We are trying to track down a 16.2 chestnut called Sven. His an Irish sports horse, passported name Cozak of Newhaggart. His been sold on and we just would like to know his safe. His not the easiest of horses but has a very playful temperament.

His crop high with two white socks on the left side. He has some scaring on his front legs from brushing boot rubbing and an SV freeze mark on is left shoulder. 

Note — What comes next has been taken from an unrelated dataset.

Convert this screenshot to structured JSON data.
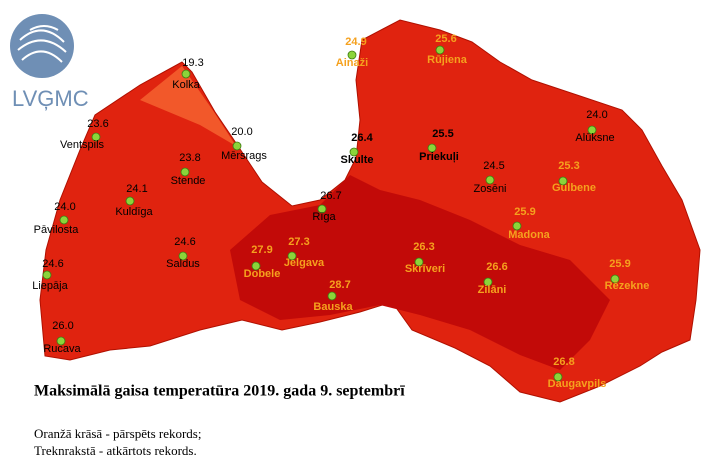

Any information would be greatly appreciated. Good or bad  

Last known home Brentwood Essex 

Thank you in advance for anyone that can help


----------



## tonitot (3 July 2012)

Does he have any white on his face? I know of a chestnut called Sven but dont know much about him! Can you post a pic?


----------



## Horse_hunting (4 July 2012)

I cannot post a picture from the iPad but will do it from work tomorrow. He has a white blaze. Do u know of his where abouts. Desperate to track him down and know his safe


----------



## tonitot (7 July 2012)

I dont actually know the horse personally but a friend has a picture of a chestnut horse called Sven on her facebook. The yard its at is in Kent so not far from Essex.


----------



## Horse_hunting (7 July 2012)

Do you know the name of the yard or if it's recent? As he was previously in kent before being sold to essex in 2010. Any information would be greatly appreciated


----------



## tonitot (7 July 2012)

It's a yard called Knights Place Farm, I'll try and nick the picture off my friends facebook to see if its him


----------



## tonitot (7 July 2012)

Is this him?


----------



## ForeverBroke_ (7 July 2012)

I think I know that Sven too! Lol! Did he come from my old yard TT? x


----------



## tonitot (7 July 2012)

No idea! I just knew I'd seen a chestnut Sven somewhere!


----------



## Capriole (7 July 2012)

tonitot said:



			No idea! I just knew I'd seen a chestnut Sven somewhere!
		
Click to expand...

Might be this you are thinking of 

http://www.horseandhound.co.uk/forums/showthread.php?t=408405&highlight=sven


----------



## tonitot (7 July 2012)

It wasn't on here that I saw the horse, just remembered it from facebook as remember thinking what a strange name Sven was? Though that horse matches the description that OP has given!


----------



## Perfect-Piaffe (9 July 2012)

I think that's the Sven I know too, he was a cranboune farm when I was there about 3 years ago! X


----------



## alliersv1 (9 July 2012)

I have pm'd you


----------



## Horse_hunting (10 July 2012)

Thank you so much for your kind replies, I means so much to us to know his safe. 

We now know he was at 'the water tower' stables just outside of Brentwood an possibly sold to someone called Mandy who worked there. If anyone has any contact details for there then please do get in touch as we dont seem to be able to find anything 

Thanks 
David


----------